Ort und zeit zur kontemplation

Sechs Monate später sandte Gott den Engel Gabriel zu einer jungen Jungfrau in Nazareth, einer Stadt in Galiläa. Sie war mit Josef, einem Nachkommen Davids, verlobt. Der Name der Jungfrau war Maria.

Der Engel trat in ihr Haus und sagte zu ihr: „Freue dich, du Geliebte und Begnadete; der Herr ist mit dir.“ Diese Worte berührten sie, und sie fragte sich, was dieser Gruß zu bedeuten hatte.

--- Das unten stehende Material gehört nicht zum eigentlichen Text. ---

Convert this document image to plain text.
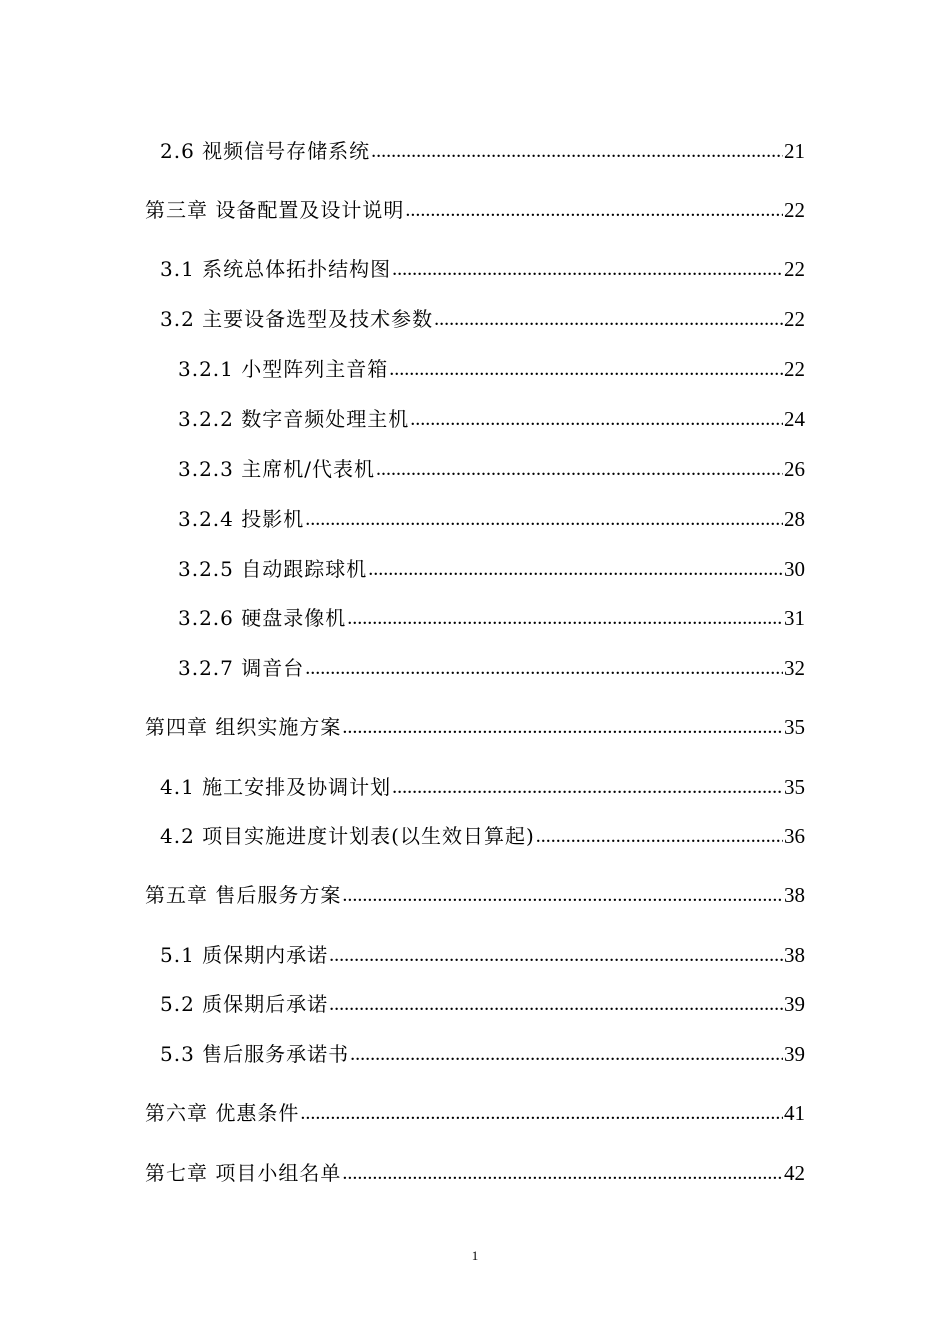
2.6 视频信号存储系统 .....	21
第三章 设备配置及设计说明 .....	22
3.1 系统总体拓扑结构图 .....	22
3.2 主要设备选型及技术参数 .....	22
3.2.1 小型阵列主音箱 .....	22
3.2.2 数字音频处理主机 .....	24
3.2.3 主席机/代表机 .....	26
3.2.4 投影机 .....	28
3.2.5 自动跟踪球机 .....	30
3.2.6 硬盘录像机 .....	31
3.2.7 调音台 .....	32
第四章 组织实施方案 .....	35
4.1 施工安排及协调计划 .....	35
4.2 项目实施进度计划表(以生效日算起) .....	36
第五章 售后服务方案 .....	38
5.1 质保期内承诺 .....	38
5.2 质保期后承诺 .....	39
5.3 售后服务承诺书 .....	39
第六章 优惠条件 .....	41
第七章 项目小组名单 .....	42
1
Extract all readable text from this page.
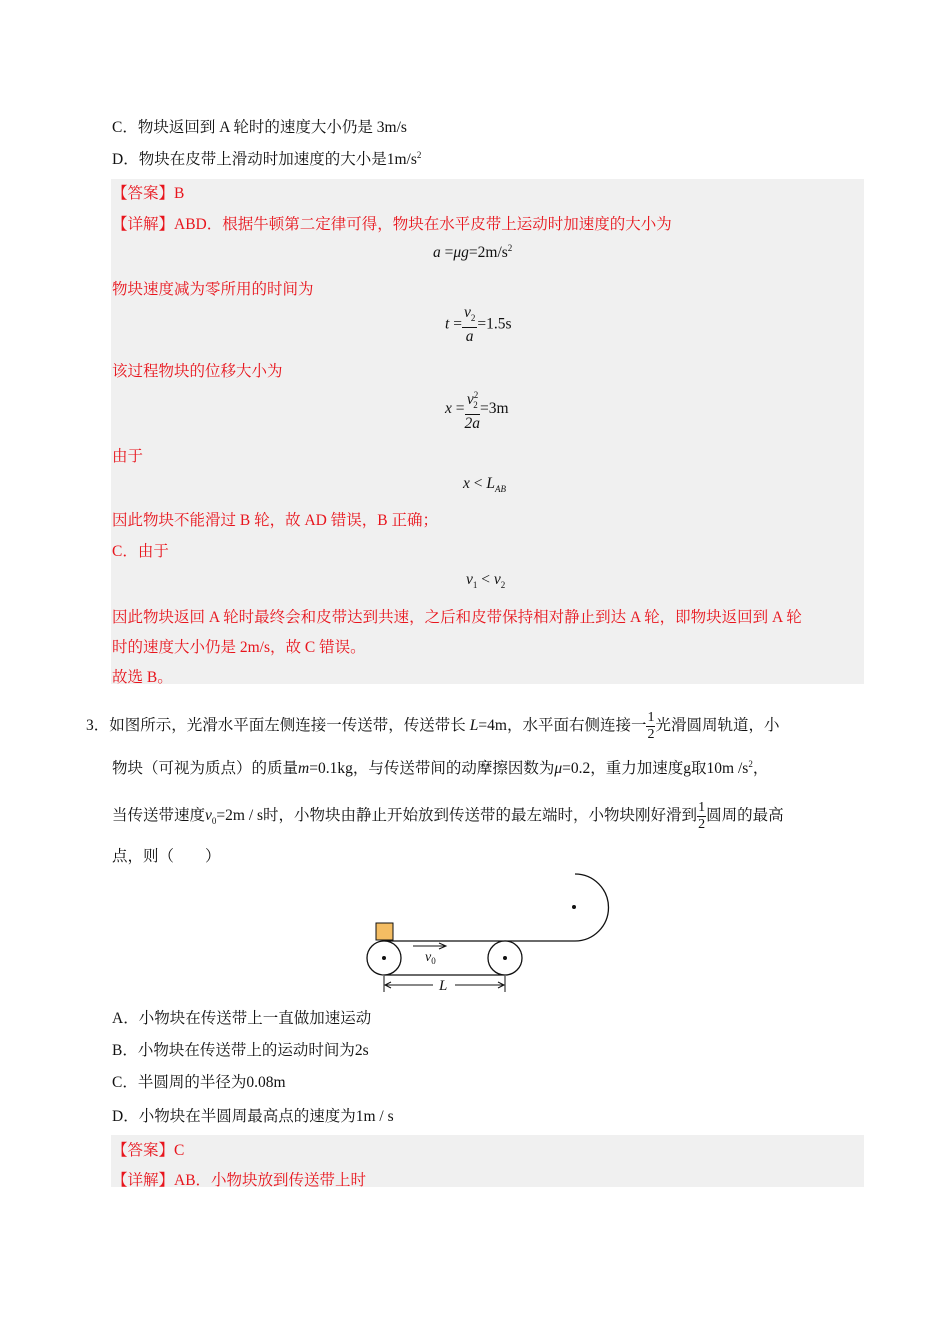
C．物块返回到 A 轮时的速度大小仍是 3m/s
D．物块在皮带上滑动时加速度的大小是$1m/s^2$
【答案】B
【详解】ABD．根据牛顿第二定律可得，物块在水平皮带上运动时加速度的大小为
$a =\mu g=2m/s^2$
物块速度减为零所用的时间为
$t = \frac{v_2}{a} =1.5s$
该过程物块的位移大小为
$x = \frac{v^2_2}{2a} =3m$
由于
$x < L_{AB}$
因此物块不能滑过 B 轮，故 AD 错误，B 正确；
C．由于
$v_1 < v_2$
因此物块返回 A 轮时最终会和皮带达到共速，之后和皮带保持相对静止到达 A 轮，即物块返回到 A 轮
时的速度大小仍是 2m/s，故 C 错误。
故选 B。
3．如图所示，光滑水平面左侧连接一传送带，传送带长 L=4m，水平面右侧连接一 $\frac{1}{2}$ 光滑圆周轨道，小
物块（可视为质点）的质量m=0.1kg，与传送带间的动摩擦因数为μ=0.2，重力加速度g取10m $/s^2$，
当传送带速度$v_0=2m / s$时，小物块由静止开始放到传送带的最左端时，小物块刚好滑到 $\frac{1}{2}$ 圆周的最高
点，则（　　）
$v_0$
L
A．小物块在传送带上一直做加速运动
B．小物块在传送带上的运动时间为2s
C．半圆周的半径为0.08m
D．小物块在半圆周最高点的速度为1m / s
【答案】C
【详解】AB．小物块放到传送带上时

Doch der Engel sagte zu ihr: „Fürchte dich nicht, Maria! Du hast Gnade bei Gott gefunden. Du wirst schwanger werden und einen Sohn gebären, und du sollst ihm den Namen Jesus geben. Er wird groß sein und Sohn des Höchsten genannt werden. Gott wird ihm den Thron seines Vorfahren David geben. Er wird für immer über das Haus Jakob herrschen, und sein Reich wird niemals enden.“

Maria sagte zu dem Engel: „Wie kann ich Mutter werden, wenn ich zu niemandem eine Beziehung habe?“

Der Engel antwortete: „Der Heilige Geist wird über dich kommen, und die Kraft des Höchsten wird dich überschatten. Deshalb wird dein Sohn heilig sein, und man wird ihn Sohn Gottes nennen. Siehe, deine Verwandte Elisabeth ist alt und erwartet ein Kind. Sie, die kein Kind bekommen konnte, ist jetzt im sechsten Monat schwanger. Denn für Gott ist nichts unmöglich.“
Maria sagte: „Ich bin die Magd des Herrn; mir geschehe, wie du gesagt hast.“ Nach diesen Worten zog sich der Engel zurück. (1)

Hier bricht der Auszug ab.